Jenkins: The Armed Man – A Mass For Peace/ Karl Jenkins, cond. (Virgin Records CD) Here’s another of those guilty pleasures I shouldn’t enjoy but do. It isn’t very challenging or complex. Some of it sounds like the score for a biblical movie or Battle of the Titans – a popular music element not surprising because Jenkins used to be a jazz instrumentalist (playing oboe) and belonged to a rock band. But The Armed Man is also melodic, tonal and catchy when Jenkins hasn’t gone overboard. Most critics thought the piece was derivative and eclectic but admitted they liked it anyway. “Good” or “bad” music aside, whenever I listen to it I’m glad I did.

“Kyrie”

 

Nino Rota, others: Fellini Jazz/Enrico Pieranunzi Quintet (CAM CD) Nino Rota composed the scores for several well-known movies including Franco Zeffirelli’s Romeo and Juliet and two of The Godfather films. He also wrote the scores for almost every film directed by Federico Fellini. Here, in Fellini Jazz, Pieranunzi leads his group in relaxing interpretations of music from a handful of Fellini films including some of my favorites (like the theme from La Strada) but missing some others (like the theme from 8 ½). Rota also wrote orchestral and chamber music but I don’t find the pieces I’ve heard as memorable as his film scores, which are always distinctive.
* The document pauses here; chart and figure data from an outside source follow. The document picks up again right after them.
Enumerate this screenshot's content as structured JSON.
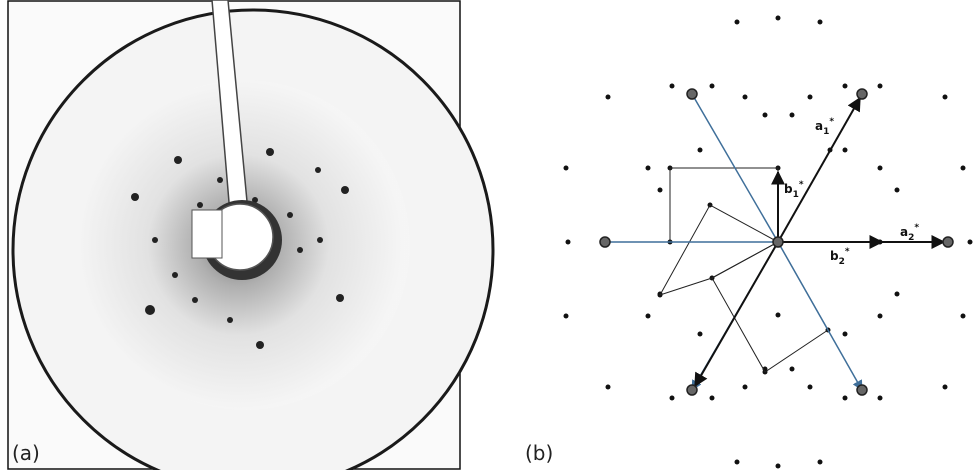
{
  "panels": [
    {
      "label": "(a)"
    },
    {
      "label": "(b)",
      "vectors": [
        {
          "letter": "a",
          "sub": "1",
          "sup": "*"
        },
        {
          "letter": "b",
          "sub": "1",
          "sup": "*"
        },
        {
          "letter": "a",
          "sub": "2",
          "sup": "*"
        },
        {
          "letter": "b",
          "sub": "2",
          "sup": "*"
        }
      ]
    }
  ]
}
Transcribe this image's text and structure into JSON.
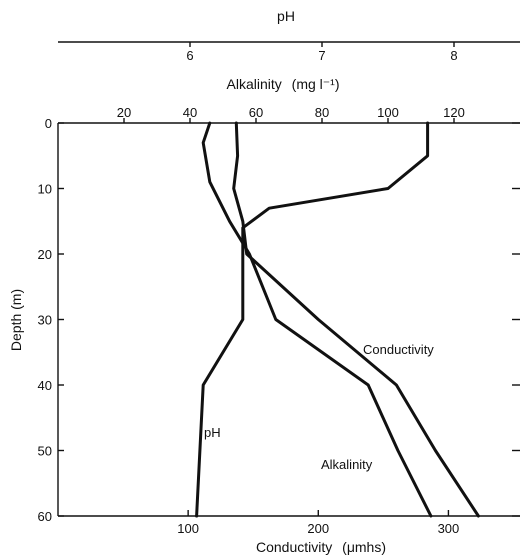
{
  "chart_data": {
    "type": "line",
    "axes": {
      "ph": {
        "label": "pH",
        "ticks": [
          6,
          7,
          8
        ],
        "range": [
          5,
          8.5
        ]
      },
      "alkalinity": {
        "label": "Alkalinity",
        "unit": "(mg l⁻¹)",
        "ticks": [
          20,
          40,
          60,
          80,
          100,
          120
        ],
        "range": [
          0,
          140
        ]
      },
      "conductivity": {
        "label": "Conductivity",
        "unit": "(μmhs)",
        "ticks": [
          100,
          200,
          300
        ],
        "range": [
          0,
          355
        ]
      },
      "depth": {
        "label": "Depth (m)",
        "ticks": [
          0,
          10,
          20,
          30,
          40,
          50,
          60
        ],
        "range": [
          0,
          60
        ]
      }
    },
    "series": [
      {
        "name": "pH",
        "axis": "ph",
        "points": [
          [
            7.8,
            0
          ],
          [
            7.8,
            5
          ],
          [
            7.5,
            10
          ],
          [
            6.6,
            13
          ],
          [
            6.4,
            16
          ],
          [
            6.4,
            20
          ],
          [
            6.4,
            30
          ],
          [
            6.1,
            40
          ],
          [
            6.05,
            60
          ]
        ]
      },
      {
        "name": "Conductivity",
        "axis": "conductivity",
        "points": [
          [
            137,
            0
          ],
          [
            138,
            5
          ],
          [
            135,
            10
          ],
          [
            142,
            15
          ],
          [
            145,
            20
          ],
          [
            200,
            30
          ],
          [
            260,
            40
          ],
          [
            290,
            50
          ],
          [
            323,
            60
          ]
        ]
      },
      {
        "name": "Alkalinity",
        "axis": "alkalinity",
        "points": [
          [
            46,
            0
          ],
          [
            44,
            3
          ],
          [
            46,
            9
          ],
          [
            52,
            15
          ],
          [
            58,
            20
          ],
          [
            66,
            30
          ],
          [
            94,
            40
          ],
          [
            103,
            50
          ],
          [
            113,
            60
          ]
        ]
      }
    ]
  }
}
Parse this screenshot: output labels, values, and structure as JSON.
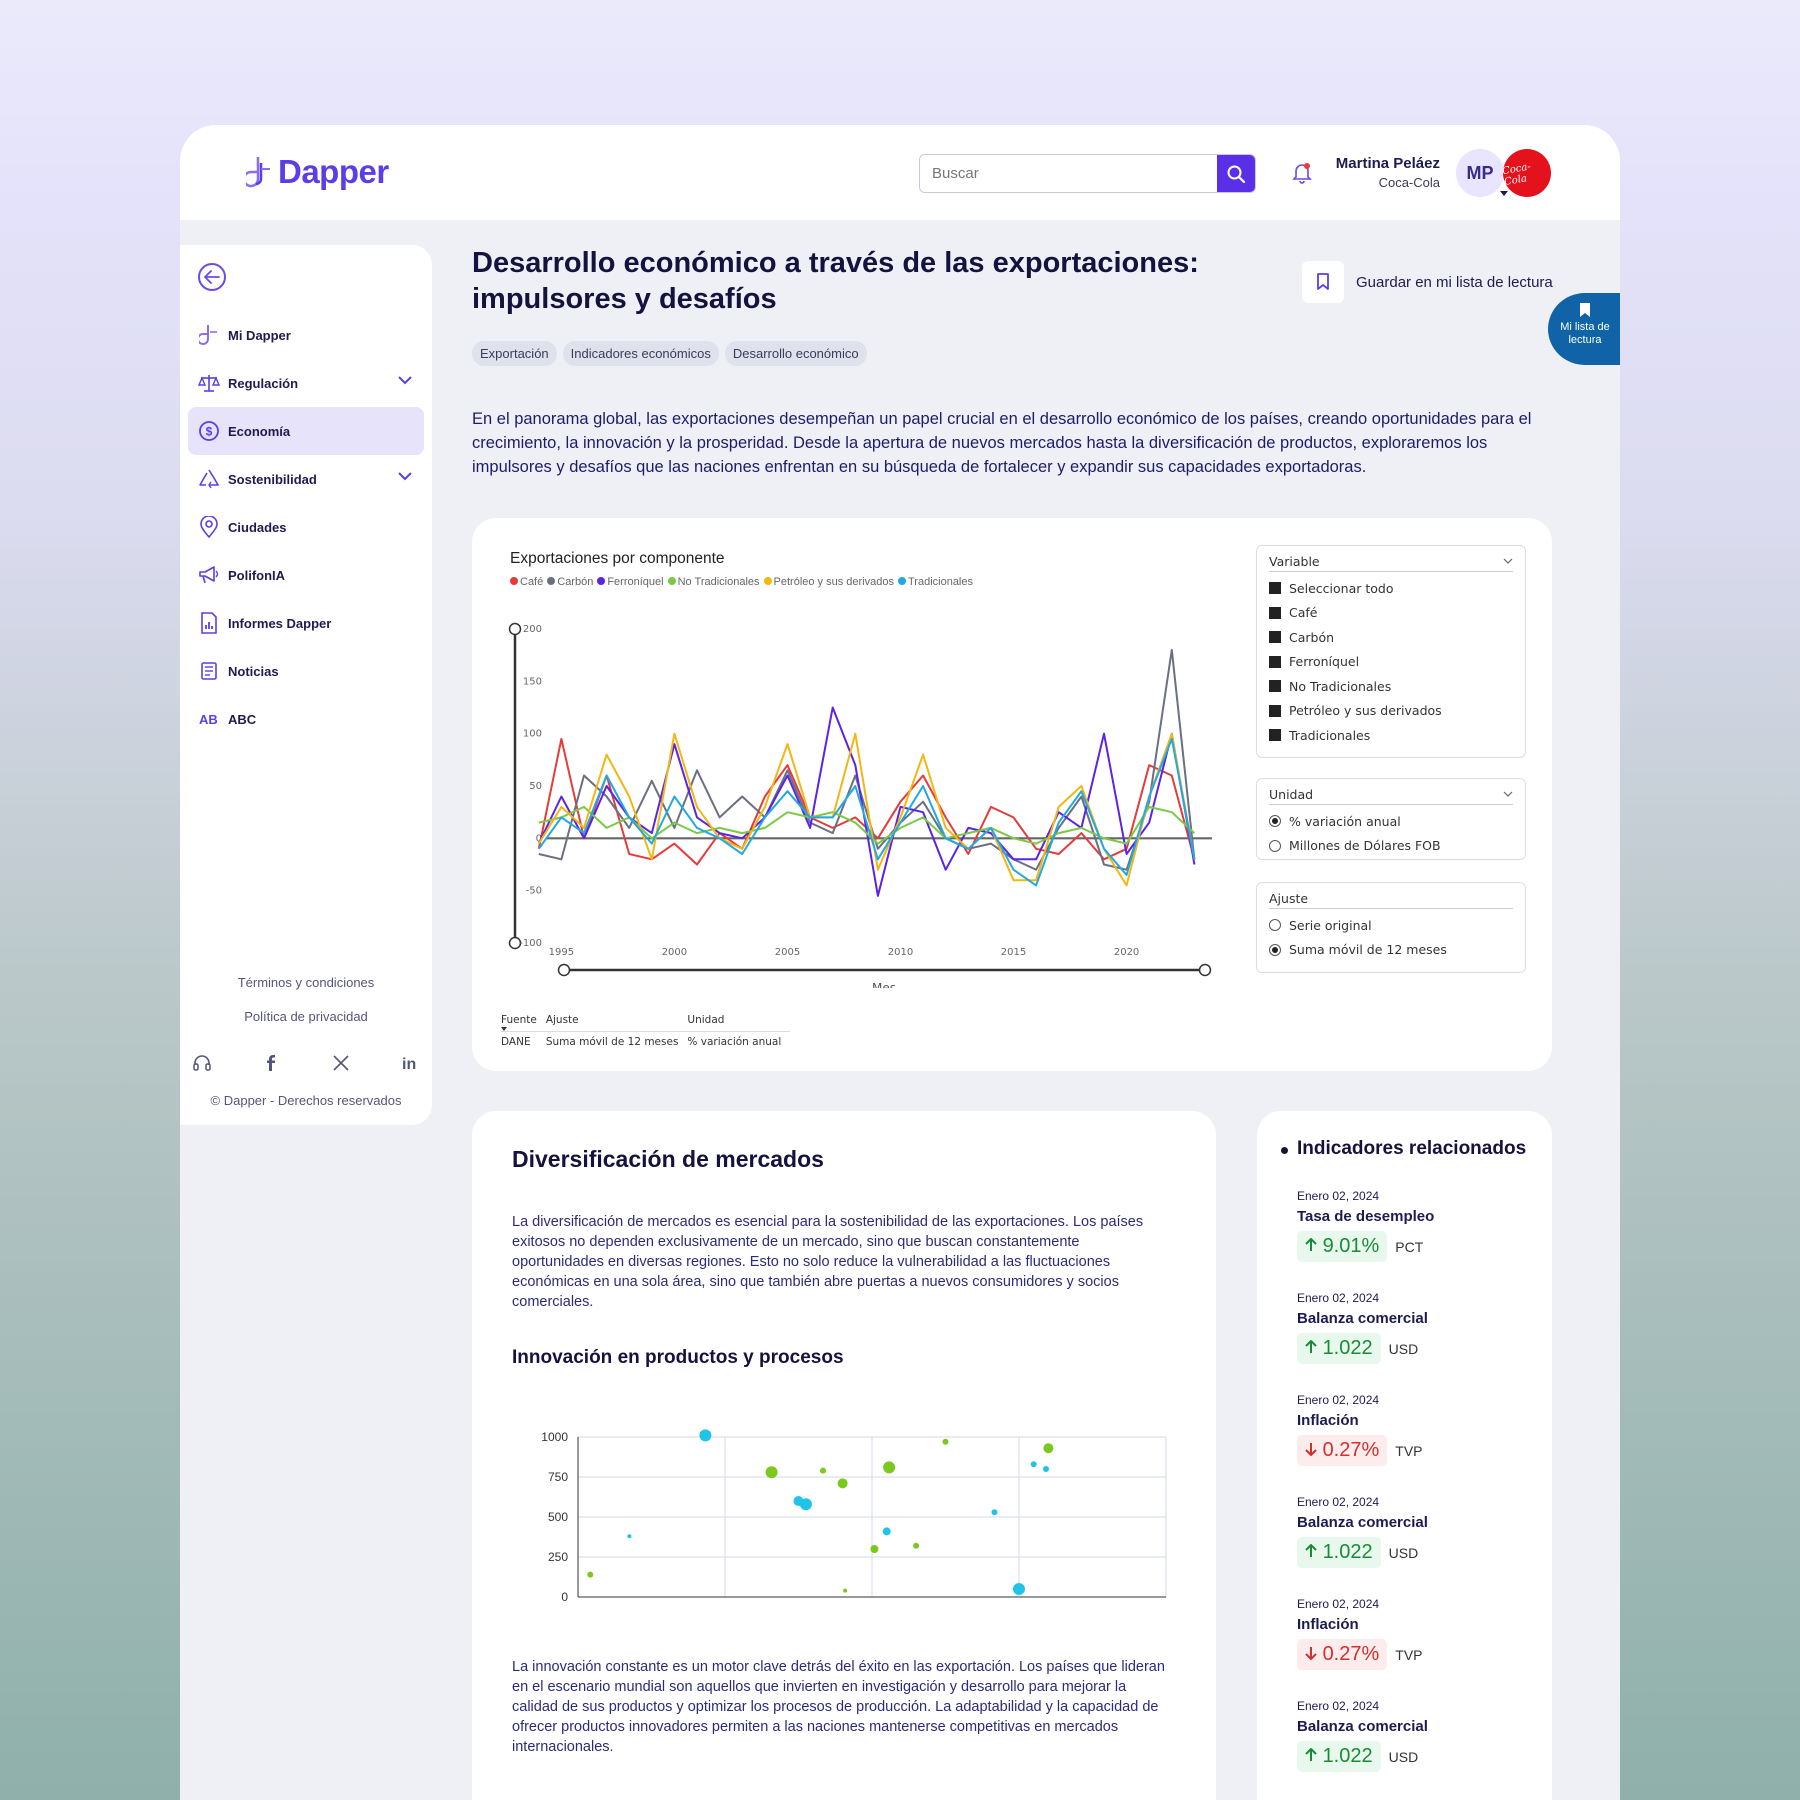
{
  "brand": {
    "name": "Dapper"
  },
  "search": {
    "placeholder": "Buscar"
  },
  "user": {
    "name": "Martina Peláez",
    "company": "Coca-Cola",
    "initials": "MP",
    "company_logo": "Coca-Cola"
  },
  "sidebar": {
    "items": [
      {
        "label": "Mi Dapper",
        "icon": "dapper-icon"
      },
      {
        "label": "Regulación",
        "icon": "scale-icon",
        "expandable": true
      },
      {
        "label": "Economía",
        "icon": "dollar-icon",
        "active": true
      },
      {
        "label": "Sostenibilidad",
        "icon": "recycle-icon",
        "expandable": true
      },
      {
        "label": "Ciudades",
        "icon": "location-pin-icon"
      },
      {
        "label": "PolifonIA",
        "icon": "megaphone-icon"
      },
      {
        "label": "Informes Dapper",
        "icon": "report-icon"
      },
      {
        "label": "Noticias",
        "icon": "news-icon"
      },
      {
        "label": "ABC",
        "icon": "abc-icon"
      }
    ],
    "terms": "Términos y condiciones",
    "privacy": "Política de privacidad",
    "copyright": "© Dapper - Derechos reservados"
  },
  "article": {
    "title": "Desarrollo económico a través de las exportaciones: impulsores y desafíos",
    "save_label": "Guardar en mi lista de lectura",
    "reading_list_badge": "Mi lista de lectura",
    "tags": [
      "Exportación",
      "Indicadores económicos",
      "Desarrollo económico"
    ],
    "intro": "En el panorama global, las exportaciones desempeñan un papel crucial en el desarrollo económico de los países, creando oportunidades para el crecimiento, la innovación y la prosperidad. Desde la apertura de nuevos mercados hasta la diversificación de productos, exploraremos los impulsores y desafíos que las naciones enfrentan en su búsqueda de fortalecer y expandir sus capacidades exportadoras.",
    "section1_title": "Diversificación de mercados",
    "section1_text": "La diversificación de mercados es esencial para la sostenibilidad de las exportaciones. Los países exitosos no dependen exclusivamente de un mercado, sino que buscan constantemente oportunidades en diversas regiones. Esto no solo reduce la vulnerabilidad a las fluctuaciones económicas en una sola área, sino que también abre puertas a nuevos consumidores y socios comerciales.",
    "section2_title": "Innovación en productos y procesos",
    "section2_text": "La innovación constante es un motor clave detrás del éxito en las exportación. Los países que lideran en el escenario mundial son aquellos que invierten en investigación y desarrollo para mejorar la calidad de sus productos y optimizar los procesos de producción. La adaptabilidad y la capacidad de ofrecer productos innovadores permiten a las naciones mantenerse competitivas en mercados internacionales."
  },
  "filters": {
    "variable": {
      "label": "Variable",
      "options": [
        "Seleccionar todo",
        "Café",
        "Carbón",
        "Ferroníquel",
        "No Tradicionales",
        "Petróleo y sus derivados",
        "Tradicionales"
      ]
    },
    "unidad": {
      "label": "Unidad",
      "options": [
        "% variación anual",
        "Millones de Dólares FOB"
      ],
      "selected": 0
    },
    "ajuste": {
      "label": "Ajuste",
      "options": [
        "Serie original",
        "Suma móvil de 12 meses"
      ],
      "selected": 1
    }
  },
  "meta": {
    "headers": [
      "Fuente",
      "Ajuste",
      "Unidad"
    ],
    "values": [
      "DANE",
      "Suma móvil de 12 meses",
      "% variación anual"
    ]
  },
  "related": {
    "title": "Indicadores relacionados",
    "items": [
      {
        "date": "Enero 02, 2024",
        "name": "Tasa de desempleo",
        "value": "9.01%",
        "unit": "PCT",
        "dir": "up"
      },
      {
        "date": "Enero 02, 2024",
        "name": "Balanza comercial",
        "value": "1.022",
        "unit": "USD",
        "dir": "up"
      },
      {
        "date": "Enero 02, 2024",
        "name": "Inflación",
        "value": "0.27%",
        "unit": "TVP",
        "dir": "down"
      },
      {
        "date": "Enero 02, 2024",
        "name": "Balanza comercial",
        "value": "1.022",
        "unit": "USD",
        "dir": "up"
      },
      {
        "date": "Enero 02, 2024",
        "name": "Inflación",
        "value": "0.27%",
        "unit": "TVP",
        "dir": "down"
      },
      {
        "date": "Enero 02, 2024",
        "name": "Balanza comercial",
        "value": "1.022",
        "unit": "USD",
        "dir": "up"
      }
    ]
  },
  "chart_data": [
    {
      "type": "line",
      "title": "Exportaciones por componente",
      "xlabel": "Mes",
      "ylabel": "",
      "ylim": [
        -100,
        200
      ],
      "xlim": [
        1993.7,
        2024
      ],
      "x_ticks": [
        1995,
        2000,
        2005,
        2010,
        2015,
        2020
      ],
      "y_ticks": [
        200,
        150,
        100,
        50,
        0,
        -50,
        -100
      ],
      "legend_position": "top-left",
      "x": [
        1994,
        1995,
        1996,
        1997,
        1998,
        1999,
        2000,
        2001,
        2002,
        2003,
        2004,
        2005,
        2006,
        2007,
        2008,
        2009,
        2010,
        2011,
        2012,
        2013,
        2014,
        2015,
        2016,
        2017,
        2018,
        2019,
        2020,
        2021,
        2022,
        2023
      ],
      "series": [
        {
          "name": "Café",
          "color": "#e63b3b",
          "values": [
            -10,
            95,
            0,
            60,
            -15,
            -20,
            -5,
            -25,
            5,
            -10,
            40,
            70,
            20,
            10,
            20,
            0,
            35,
            60,
            20,
            -15,
            30,
            20,
            -10,
            -15,
            5,
            -20,
            -10,
            70,
            60,
            -20
          ]
        },
        {
          "name": "Carbón",
          "color": "#6b6f84",
          "values": [
            -15,
            -20,
            60,
            40,
            10,
            55,
            10,
            65,
            20,
            40,
            20,
            65,
            15,
            5,
            60,
            -10,
            15,
            35,
            0,
            -10,
            -5,
            -20,
            -30,
            10,
            40,
            -25,
            -30,
            35,
            180,
            -20
          ]
        },
        {
          "name": "Ferroníquel",
          "color": "#5b23e6",
          "values": [
            -5,
            40,
            0,
            50,
            20,
            5,
            90,
            20,
            5,
            0,
            20,
            60,
            10,
            125,
            70,
            -55,
            30,
            25,
            -30,
            10,
            5,
            -20,
            -20,
            25,
            10,
            100,
            -15,
            15,
            100,
            -25
          ]
        },
        {
          "name": "No Tradicionales",
          "color": "#7ac943",
          "values": [
            15,
            20,
            30,
            10,
            20,
            0,
            15,
            5,
            10,
            5,
            10,
            25,
            20,
            25,
            15,
            -5,
            10,
            20,
            0,
            5,
            10,
            0,
            -5,
            5,
            10,
            0,
            -5,
            30,
            25,
            5
          ]
        },
        {
          "name": "Petróleo y sus derivados",
          "color": "#f2b713",
          "values": [
            -5,
            30,
            10,
            80,
            40,
            -20,
            100,
            30,
            0,
            -10,
            30,
            90,
            20,
            20,
            100,
            -30,
            20,
            80,
            10,
            -10,
            10,
            -40,
            -40,
            30,
            50,
            -10,
            -45,
            40,
            100,
            -20
          ]
        },
        {
          "name": "Tradicionales",
          "color": "#21a9e1",
          "values": [
            -10,
            20,
            5,
            60,
            20,
            -5,
            40,
            10,
            0,
            -15,
            20,
            45,
            20,
            20,
            50,
            -20,
            15,
            50,
            0,
            -10,
            10,
            -30,
            -45,
            15,
            45,
            -10,
            -35,
            40,
            95,
            -20
          ]
        }
      ]
    },
    {
      "type": "scatter",
      "title": "",
      "xlabel": "",
      "ylabel": "",
      "xlim": [
        0,
        12
      ],
      "ylim": [
        0,
        1000
      ],
      "x_ticks": [
        0,
        3,
        6,
        9,
        12
      ],
      "y_ticks": [
        0,
        250,
        500,
        750,
        1000
      ],
      "series": [
        {
          "name": "",
          "color": "#21c4e6",
          "points": [
            [
              1.05,
              380,
              2
            ],
            [
              2.6,
              1010,
              6
            ],
            [
              4.5,
              600,
              5
            ],
            [
              4.65,
              580,
              6
            ],
            [
              6.3,
              410,
              4
            ],
            [
              8.5,
              530,
              3
            ],
            [
              9.0,
              50,
              6
            ],
            [
              9.3,
              830,
              3
            ],
            [
              9.55,
              800,
              3
            ]
          ]
        },
        {
          "name": "",
          "color": "#7bc81e",
          "points": [
            [
              0.25,
              140,
              3
            ],
            [
              3.95,
              780,
              6
            ],
            [
              5.0,
              790,
              3
            ],
            [
              5.4,
              710,
              5
            ],
            [
              5.45,
              40,
              2
            ],
            [
              6.05,
              300,
              4
            ],
            [
              6.35,
              810,
              6
            ],
            [
              6.9,
              320,
              3
            ],
            [
              7.5,
              970,
              3
            ],
            [
              9.6,
              930,
              5
            ]
          ]
        }
      ]
    }
  ]
}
“Amarcord” (Nino Rota, from the film of the same name):

 

Various: Dancing in the Isles/Musica Pacifica (SOLIMAR CD) Not the Olympic airways ad from the 1960s where passengers listening to Greek music were told “please, no dancing in the aisles.” These selections of Baroque and traditional music from England, Scotland and Ireland are performed on period instruments by the early music group Musica Pacifica, a terrific ensemble I’ve heard many times at the Berkeley (CA) Early Music Festival – one of the largest early music festivals in the world. Every track on this recording is appealing so do clear the aisles…just remember to dance six feet apart.